Elektrikli araç piyasasında duraklama dönemi

Özgür HATİPOĞLU
Özgür HATİPOĞLU DERİN BAKIŞ ozgur.hatipoglu@dunya.com

Son senelerde yapay zeka, mikro çip, yazılım, siber güvenlik gibi bilişimle ilgili sektörler haricinde en dikkat çeken büyüme elektrikli araç piyasasında oluyor.

Fazla değil, bundan 3 ya da 4 sene önce gerek Avrupa, gerek ABD, gerekse Asya pazarlarında elektrikli araç satışları toplam otomotiv pazarının sadece %2-3 kadarını oluştururken bu gün Asya ve Avrupa’da elektrikli araç satışları tüm piyasanın sırası ile %38 ve % 28’ini oluşturur hale geldi. Bunlardan başka en büyük otomotiv pazarının olduğu ABD ve Hindistan’da ise büyüme yine dikkate değer olsa da Asya ve Avrupa’daki kadar güçlü değil.

Bu iki ülkede de elektrikli araç satışları toplamın yaklaşık %10 kadarını oluşturuyor. Petrolünün neredeyse hepsini ithal eden Japonya’da ise düşünülenin aksine elektrikli araç satışları can çekişiyor, sadece %3 civarında.
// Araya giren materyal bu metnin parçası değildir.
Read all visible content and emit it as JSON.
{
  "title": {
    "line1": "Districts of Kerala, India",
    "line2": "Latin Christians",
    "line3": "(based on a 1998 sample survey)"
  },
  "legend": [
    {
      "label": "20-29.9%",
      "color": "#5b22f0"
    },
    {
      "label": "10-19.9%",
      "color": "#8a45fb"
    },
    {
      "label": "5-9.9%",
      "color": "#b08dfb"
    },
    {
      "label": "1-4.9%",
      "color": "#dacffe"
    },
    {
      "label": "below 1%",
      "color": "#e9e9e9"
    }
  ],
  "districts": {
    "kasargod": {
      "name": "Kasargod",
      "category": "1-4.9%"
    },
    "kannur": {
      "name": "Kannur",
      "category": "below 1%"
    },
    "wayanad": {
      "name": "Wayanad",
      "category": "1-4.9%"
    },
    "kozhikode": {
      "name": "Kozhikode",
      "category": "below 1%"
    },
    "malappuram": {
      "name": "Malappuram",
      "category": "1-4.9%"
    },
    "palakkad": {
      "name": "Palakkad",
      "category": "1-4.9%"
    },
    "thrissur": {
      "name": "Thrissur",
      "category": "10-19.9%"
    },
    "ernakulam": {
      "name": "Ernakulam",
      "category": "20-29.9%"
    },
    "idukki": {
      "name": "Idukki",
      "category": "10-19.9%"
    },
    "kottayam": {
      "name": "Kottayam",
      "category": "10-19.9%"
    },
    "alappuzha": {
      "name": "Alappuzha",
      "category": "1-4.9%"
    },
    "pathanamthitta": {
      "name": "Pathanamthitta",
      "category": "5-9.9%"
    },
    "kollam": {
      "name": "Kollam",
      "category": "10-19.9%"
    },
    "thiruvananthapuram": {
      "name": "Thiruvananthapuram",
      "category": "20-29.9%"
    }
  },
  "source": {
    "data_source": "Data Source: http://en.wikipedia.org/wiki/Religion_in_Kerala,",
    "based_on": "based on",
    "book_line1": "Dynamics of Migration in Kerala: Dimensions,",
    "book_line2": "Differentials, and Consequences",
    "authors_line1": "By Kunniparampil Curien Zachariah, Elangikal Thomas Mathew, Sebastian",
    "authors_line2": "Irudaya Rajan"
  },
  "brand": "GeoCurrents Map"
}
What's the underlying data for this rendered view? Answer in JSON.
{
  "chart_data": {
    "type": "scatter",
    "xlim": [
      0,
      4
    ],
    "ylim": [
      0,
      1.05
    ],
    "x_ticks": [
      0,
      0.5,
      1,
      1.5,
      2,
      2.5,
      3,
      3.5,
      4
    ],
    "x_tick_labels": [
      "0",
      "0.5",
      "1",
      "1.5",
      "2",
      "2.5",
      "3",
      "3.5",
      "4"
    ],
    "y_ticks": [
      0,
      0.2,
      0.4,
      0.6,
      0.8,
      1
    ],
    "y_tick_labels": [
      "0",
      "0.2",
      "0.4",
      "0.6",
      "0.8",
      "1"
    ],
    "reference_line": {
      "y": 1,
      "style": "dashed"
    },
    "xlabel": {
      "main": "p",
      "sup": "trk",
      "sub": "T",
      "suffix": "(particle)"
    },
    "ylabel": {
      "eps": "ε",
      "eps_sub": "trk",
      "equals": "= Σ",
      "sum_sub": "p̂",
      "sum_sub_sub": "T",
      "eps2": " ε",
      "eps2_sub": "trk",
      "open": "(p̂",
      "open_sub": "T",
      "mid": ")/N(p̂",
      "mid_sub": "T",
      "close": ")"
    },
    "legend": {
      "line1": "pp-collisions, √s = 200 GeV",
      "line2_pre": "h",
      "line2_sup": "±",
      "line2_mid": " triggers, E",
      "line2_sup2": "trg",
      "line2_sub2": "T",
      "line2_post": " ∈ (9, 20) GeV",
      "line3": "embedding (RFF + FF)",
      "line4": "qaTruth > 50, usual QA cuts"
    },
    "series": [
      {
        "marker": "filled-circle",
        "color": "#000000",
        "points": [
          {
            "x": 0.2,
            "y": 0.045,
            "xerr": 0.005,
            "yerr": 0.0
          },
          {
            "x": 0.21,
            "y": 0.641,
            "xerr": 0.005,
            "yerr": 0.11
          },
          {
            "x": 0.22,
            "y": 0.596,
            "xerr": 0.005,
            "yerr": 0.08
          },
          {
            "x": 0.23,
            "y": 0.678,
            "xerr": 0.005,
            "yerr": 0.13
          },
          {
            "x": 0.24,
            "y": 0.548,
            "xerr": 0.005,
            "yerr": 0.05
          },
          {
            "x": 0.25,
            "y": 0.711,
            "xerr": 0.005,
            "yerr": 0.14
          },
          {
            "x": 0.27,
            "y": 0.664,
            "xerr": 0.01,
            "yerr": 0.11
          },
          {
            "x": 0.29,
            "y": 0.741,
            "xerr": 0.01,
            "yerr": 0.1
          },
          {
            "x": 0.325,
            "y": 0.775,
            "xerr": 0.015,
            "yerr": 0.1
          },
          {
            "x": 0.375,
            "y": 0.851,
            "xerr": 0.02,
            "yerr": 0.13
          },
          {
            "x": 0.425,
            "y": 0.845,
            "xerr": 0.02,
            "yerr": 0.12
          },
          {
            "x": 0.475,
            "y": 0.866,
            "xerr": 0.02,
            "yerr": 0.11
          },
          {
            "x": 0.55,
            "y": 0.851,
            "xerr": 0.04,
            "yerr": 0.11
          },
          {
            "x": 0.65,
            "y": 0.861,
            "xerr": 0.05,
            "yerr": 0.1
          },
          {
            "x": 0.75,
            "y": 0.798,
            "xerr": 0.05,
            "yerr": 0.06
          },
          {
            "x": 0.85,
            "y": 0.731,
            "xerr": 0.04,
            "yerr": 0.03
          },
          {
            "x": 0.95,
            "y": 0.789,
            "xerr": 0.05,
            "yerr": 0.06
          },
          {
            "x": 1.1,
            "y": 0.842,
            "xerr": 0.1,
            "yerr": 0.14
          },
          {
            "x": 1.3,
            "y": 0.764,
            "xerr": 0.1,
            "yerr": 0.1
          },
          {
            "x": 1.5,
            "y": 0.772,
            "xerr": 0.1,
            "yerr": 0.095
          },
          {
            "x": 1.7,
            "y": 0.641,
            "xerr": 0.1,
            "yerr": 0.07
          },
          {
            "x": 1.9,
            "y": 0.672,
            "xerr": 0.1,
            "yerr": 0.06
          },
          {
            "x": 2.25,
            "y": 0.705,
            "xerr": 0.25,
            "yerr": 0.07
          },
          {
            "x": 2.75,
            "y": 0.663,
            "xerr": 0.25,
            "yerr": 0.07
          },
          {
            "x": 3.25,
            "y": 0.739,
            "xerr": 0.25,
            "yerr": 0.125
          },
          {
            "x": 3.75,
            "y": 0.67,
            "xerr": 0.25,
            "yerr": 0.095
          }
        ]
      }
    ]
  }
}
İlginç bir şekilde Honda gibi çok satan, hatta dünyada en fazla araç satan Toyota gibi otomotiv devlerinin elektrikli araç piyasasında büyüme yarışına dahil olmadıklarını görüyoruz. Hatta Ford’un ABD satışlarında bile aslan payını daha çok içten yanmalı pick-up kamyonetlerin aldığını görüyoruz.

ABD’de California gibi zengin eyaletlerde elektrikli araçların trafikte önemli bir yer tutmasına ve otobanlarda hızlı gitme şeridini öncelikli olarak kullanma hakkına sahip olmalarına rağmen, ülke genelinde satışların neden Avrupa’ya göre nispeten daha az pay aldığını şöyle açıklayabilirim; bildiğiniz üzere ABD oldukça geniş bir coğrafya üzerine kurulmuş bir ülke ve zaman zaman, genellikle iç bölgelerde seyehat ederken bir benzin istasyonuna bile rastlayamıyorsunuz, bırakın şarj istasyonunu.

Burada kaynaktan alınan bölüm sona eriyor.